Unfortunately, the Internet also has its share of threats. As more people spend time online every day, especially in the age of physical distancing because of the COVID-19 pandemic, cybercriminals look for new sophisticated ways to target vulnerable people like children and the elderly.

For example, hackers can use spyware to spy on your online activity quietly. They can copy your usernames and passwords to gain access to your sensitive online accounts. They can also infect your computer with ransomware, locking your computer until you pay a bounty online.

Some online predators even use stalkerware to breach the security and privacy of children by secretly taking pictures and videos through your webcam.

Use Top Cybersecurity Tools

Your first line of defense is your cybersecurity software. Although your Windows-powered PC or your Mac offers basic protection, your computer’s default security tools aren’t sufficient to shield you from the complex malicious software used by hackers today.

Your best bet is to download cutting-edge cybersecurity tools like Malwarebytes antivirus software that uses heuristic anti-malware technology to examine a potential threat’s overall structure, programming logic, and data for red flags.

Unlike conventional antivirus software, which uses signature-based technology, advanced antivirus software analyzes a potential threat’s behavior. In other words, advanced antivirus software can catch malicious software in disguise or malicious software that’s relatively unknown yet still quite dangerous and destructive.

Besides advanced antivirus software, please ensure that your computer updates automatically to the latest and most secure version. Always avoid suspicious websites, links, and emails to protect your machine from malware infections.

Learn About Common Senior Scams

Remember, knowledge is power. You can avoid common elder scams more easily if you know more about them.
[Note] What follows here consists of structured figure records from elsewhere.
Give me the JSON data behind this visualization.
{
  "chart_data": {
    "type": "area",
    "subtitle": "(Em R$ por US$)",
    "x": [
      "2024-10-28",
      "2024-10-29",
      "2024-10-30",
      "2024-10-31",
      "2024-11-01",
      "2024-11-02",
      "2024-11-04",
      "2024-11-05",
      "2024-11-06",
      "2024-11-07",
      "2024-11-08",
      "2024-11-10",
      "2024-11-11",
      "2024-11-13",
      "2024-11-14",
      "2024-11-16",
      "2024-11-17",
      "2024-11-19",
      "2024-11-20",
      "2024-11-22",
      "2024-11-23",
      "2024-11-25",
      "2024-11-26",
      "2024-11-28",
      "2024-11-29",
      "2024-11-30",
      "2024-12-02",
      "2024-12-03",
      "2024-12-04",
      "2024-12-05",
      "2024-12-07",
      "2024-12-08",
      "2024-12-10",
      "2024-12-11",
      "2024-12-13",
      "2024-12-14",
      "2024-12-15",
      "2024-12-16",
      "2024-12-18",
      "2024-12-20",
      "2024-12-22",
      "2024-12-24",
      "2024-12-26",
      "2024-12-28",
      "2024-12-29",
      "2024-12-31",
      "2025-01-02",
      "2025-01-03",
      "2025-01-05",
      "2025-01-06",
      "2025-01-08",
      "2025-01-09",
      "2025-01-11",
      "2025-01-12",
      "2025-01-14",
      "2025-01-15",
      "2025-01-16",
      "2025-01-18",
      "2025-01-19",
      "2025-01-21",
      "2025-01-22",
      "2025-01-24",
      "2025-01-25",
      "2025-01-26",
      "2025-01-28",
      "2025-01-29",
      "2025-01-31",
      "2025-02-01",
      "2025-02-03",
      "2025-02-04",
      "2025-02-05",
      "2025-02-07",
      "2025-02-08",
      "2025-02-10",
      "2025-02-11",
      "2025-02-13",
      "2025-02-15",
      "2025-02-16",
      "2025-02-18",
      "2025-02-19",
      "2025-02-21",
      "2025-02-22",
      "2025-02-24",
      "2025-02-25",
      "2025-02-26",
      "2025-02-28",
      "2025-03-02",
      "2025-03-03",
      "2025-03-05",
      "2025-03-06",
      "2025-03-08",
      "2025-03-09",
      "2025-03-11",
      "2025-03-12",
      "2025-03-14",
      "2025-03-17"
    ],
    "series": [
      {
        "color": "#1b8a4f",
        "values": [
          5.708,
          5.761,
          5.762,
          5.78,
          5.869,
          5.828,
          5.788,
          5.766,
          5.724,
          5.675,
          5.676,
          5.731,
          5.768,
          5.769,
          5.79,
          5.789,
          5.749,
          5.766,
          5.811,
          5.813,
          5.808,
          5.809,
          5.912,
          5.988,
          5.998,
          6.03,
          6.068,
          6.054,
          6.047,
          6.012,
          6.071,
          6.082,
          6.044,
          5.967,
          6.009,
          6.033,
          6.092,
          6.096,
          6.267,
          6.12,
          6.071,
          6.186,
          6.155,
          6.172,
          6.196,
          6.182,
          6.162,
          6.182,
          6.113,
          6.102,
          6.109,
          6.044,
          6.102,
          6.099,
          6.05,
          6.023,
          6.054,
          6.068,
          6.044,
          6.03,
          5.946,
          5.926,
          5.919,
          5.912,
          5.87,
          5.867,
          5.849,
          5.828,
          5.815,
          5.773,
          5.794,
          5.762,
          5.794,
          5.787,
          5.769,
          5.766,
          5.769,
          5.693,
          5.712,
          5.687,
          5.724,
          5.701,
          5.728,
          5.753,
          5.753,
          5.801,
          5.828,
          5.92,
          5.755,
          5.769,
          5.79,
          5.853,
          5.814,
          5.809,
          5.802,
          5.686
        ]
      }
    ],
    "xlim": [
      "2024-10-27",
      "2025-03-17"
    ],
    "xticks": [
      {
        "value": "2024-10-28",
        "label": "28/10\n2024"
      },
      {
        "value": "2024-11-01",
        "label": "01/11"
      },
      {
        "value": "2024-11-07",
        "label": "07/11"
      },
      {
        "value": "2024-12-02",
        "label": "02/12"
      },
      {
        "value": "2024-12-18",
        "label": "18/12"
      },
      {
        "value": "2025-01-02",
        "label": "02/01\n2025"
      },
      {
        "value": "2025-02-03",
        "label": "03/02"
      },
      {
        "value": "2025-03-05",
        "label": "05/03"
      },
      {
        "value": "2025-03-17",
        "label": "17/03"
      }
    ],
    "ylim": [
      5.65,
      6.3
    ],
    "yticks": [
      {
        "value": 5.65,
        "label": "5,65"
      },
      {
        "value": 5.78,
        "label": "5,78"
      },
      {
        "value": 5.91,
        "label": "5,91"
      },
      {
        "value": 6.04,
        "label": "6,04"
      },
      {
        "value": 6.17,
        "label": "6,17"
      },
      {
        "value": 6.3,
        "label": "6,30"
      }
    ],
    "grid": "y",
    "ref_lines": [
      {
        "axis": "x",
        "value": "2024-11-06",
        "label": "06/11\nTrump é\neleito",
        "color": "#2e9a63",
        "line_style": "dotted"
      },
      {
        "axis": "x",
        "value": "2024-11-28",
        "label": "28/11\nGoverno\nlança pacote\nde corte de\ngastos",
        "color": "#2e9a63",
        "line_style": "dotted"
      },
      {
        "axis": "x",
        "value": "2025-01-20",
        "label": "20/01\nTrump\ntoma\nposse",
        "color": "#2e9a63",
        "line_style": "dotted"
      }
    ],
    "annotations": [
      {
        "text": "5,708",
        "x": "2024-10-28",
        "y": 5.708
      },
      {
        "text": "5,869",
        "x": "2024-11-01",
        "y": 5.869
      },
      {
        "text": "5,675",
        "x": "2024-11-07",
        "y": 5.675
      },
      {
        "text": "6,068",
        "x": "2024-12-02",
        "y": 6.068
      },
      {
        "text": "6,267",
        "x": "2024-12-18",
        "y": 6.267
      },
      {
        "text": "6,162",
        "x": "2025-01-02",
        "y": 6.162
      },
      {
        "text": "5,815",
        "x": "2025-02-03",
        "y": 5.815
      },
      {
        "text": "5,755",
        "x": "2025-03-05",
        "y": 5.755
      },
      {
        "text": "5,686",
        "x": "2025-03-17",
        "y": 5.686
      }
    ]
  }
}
■ Romance scam: A criminal posing as a potential romantic interest may contact you online through a dating website or social media page and take weeks, months, or even a year to patiently gain your confidence before asking for a loan or money for an emergency.
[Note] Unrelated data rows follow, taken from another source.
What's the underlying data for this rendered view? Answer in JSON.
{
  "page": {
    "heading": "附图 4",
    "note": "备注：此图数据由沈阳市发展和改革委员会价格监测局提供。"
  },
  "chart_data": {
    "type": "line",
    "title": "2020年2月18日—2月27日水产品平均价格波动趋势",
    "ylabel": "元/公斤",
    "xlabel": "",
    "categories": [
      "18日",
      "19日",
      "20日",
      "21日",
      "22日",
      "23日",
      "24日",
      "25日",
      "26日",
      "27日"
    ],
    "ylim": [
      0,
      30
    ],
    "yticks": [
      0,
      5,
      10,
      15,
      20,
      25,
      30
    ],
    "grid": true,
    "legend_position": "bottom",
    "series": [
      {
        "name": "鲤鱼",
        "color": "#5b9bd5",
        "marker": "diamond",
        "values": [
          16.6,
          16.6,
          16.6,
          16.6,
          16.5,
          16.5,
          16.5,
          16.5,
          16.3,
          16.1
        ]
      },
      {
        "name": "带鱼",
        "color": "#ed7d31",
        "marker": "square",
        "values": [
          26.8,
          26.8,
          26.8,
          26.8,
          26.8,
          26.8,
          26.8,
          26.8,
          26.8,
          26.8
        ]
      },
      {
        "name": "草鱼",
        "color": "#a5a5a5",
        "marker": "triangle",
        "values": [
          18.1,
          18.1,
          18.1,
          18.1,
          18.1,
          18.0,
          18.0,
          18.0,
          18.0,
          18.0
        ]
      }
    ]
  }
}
■ Grandparent scam: It’s easy for anyone to create a fake profile on social media with a picture and some publicly available information. If your grandchild contacts you online asking for money or wants you to click on a suspicious link, then try to verify their identity. Usually, you can just pick up the phone and call them directly.

■ Lottery Scam: Hackers will contact you online claiming that you’ve won the lottery and may ask for a sizable fee before they can send you your money. Of course, the check will never arrive.
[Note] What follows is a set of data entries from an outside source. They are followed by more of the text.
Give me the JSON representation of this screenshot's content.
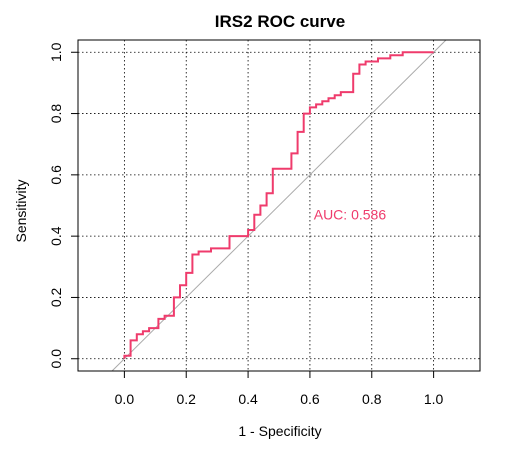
{
  "chart_data": {
    "type": "line",
    "title": "IRS2 ROC curve",
    "xlabel": "1 - Specificity",
    "ylabel": "Sensitivity",
    "xlim": [
      -0.15,
      1.15
    ],
    "ylim": [
      -0.04,
      1.04
    ],
    "x_ticks": [
      "0.0",
      "0.2",
      "0.4",
      "0.6",
      "0.8",
      "1.0"
    ],
    "y_ticks": [
      "0.0",
      "0.2",
      "0.4",
      "0.6",
      "0.8",
      "1.0"
    ],
    "grid": true,
    "grid_style": "dotted",
    "reference_line": {
      "from": [
        0,
        0
      ],
      "to": [
        1,
        1
      ],
      "color": "#aaaaaa"
    },
    "annotation": {
      "text": "AUC: 0.586",
      "x": 0.6,
      "y": 0.47,
      "color": "#ef3b6c"
    },
    "series": [
      {
        "color": "#ef3b6c",
        "x": [
          0.0,
          0.0,
          0.02,
          0.02,
          0.04,
          0.04,
          0.06,
          0.06,
          0.08,
          0.08,
          0.11,
          0.11,
          0.13,
          0.13,
          0.16,
          0.16,
          0.18,
          0.18,
          0.2,
          0.2,
          0.22,
          0.22,
          0.24,
          0.24,
          0.26,
          0.26,
          0.28,
          0.28,
          0.32,
          0.32,
          0.34,
          0.34,
          0.38,
          0.38,
          0.4,
          0.4,
          0.42,
          0.42,
          0.44,
          0.44,
          0.46,
          0.46,
          0.48,
          0.48,
          0.5,
          0.5,
          0.54,
          0.54,
          0.56,
          0.56,
          0.58,
          0.58,
          0.6,
          0.6,
          0.62,
          0.62,
          0.64,
          0.64,
          0.66,
          0.66,
          0.68,
          0.68,
          0.7,
          0.7,
          0.74,
          0.74,
          0.76,
          0.76,
          0.78,
          0.78,
          0.8,
          0.8,
          0.82,
          0.82,
          0.86,
          0.86,
          0.88,
          0.88,
          0.9,
          0.9,
          0.92,
          0.92,
          1.0
        ],
        "y": [
          0.0,
          0.01,
          0.01,
          0.06,
          0.06,
          0.08,
          0.08,
          0.09,
          0.09,
          0.1,
          0.1,
          0.13,
          0.13,
          0.14,
          0.14,
          0.2,
          0.2,
          0.24,
          0.24,
          0.28,
          0.28,
          0.34,
          0.34,
          0.35,
          0.35,
          0.35,
          0.35,
          0.36,
          0.36,
          0.36,
          0.36,
          0.4,
          0.4,
          0.4,
          0.4,
          0.42,
          0.42,
          0.47,
          0.47,
          0.5,
          0.5,
          0.54,
          0.54,
          0.62,
          0.62,
          0.62,
          0.62,
          0.67,
          0.67,
          0.74,
          0.74,
          0.8,
          0.8,
          0.82,
          0.82,
          0.83,
          0.83,
          0.84,
          0.84,
          0.85,
          0.85,
          0.86,
          0.86,
          0.87,
          0.87,
          0.93,
          0.93,
          0.96,
          0.96,
          0.97,
          0.97,
          0.97,
          0.97,
          0.98,
          0.98,
          0.99,
          0.99,
          0.99,
          0.99,
          1.0,
          1.0,
          1.0,
          1.0
        ]
      }
    ]
  }
}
■ Government Scam: A cybercriminal may pose as a government employee like a law enforcement official and claim that you need to pay them immediately to avoid arrest.

If you believe that you’re the victim of a scam, please get in touch with law enforcement officials as soon as possible. Likewise, if you notice any strange activity on your financial accounts, contact your bank. With the best cybersecurity tools and some vigilance, you can stay safe and secure on the Internet.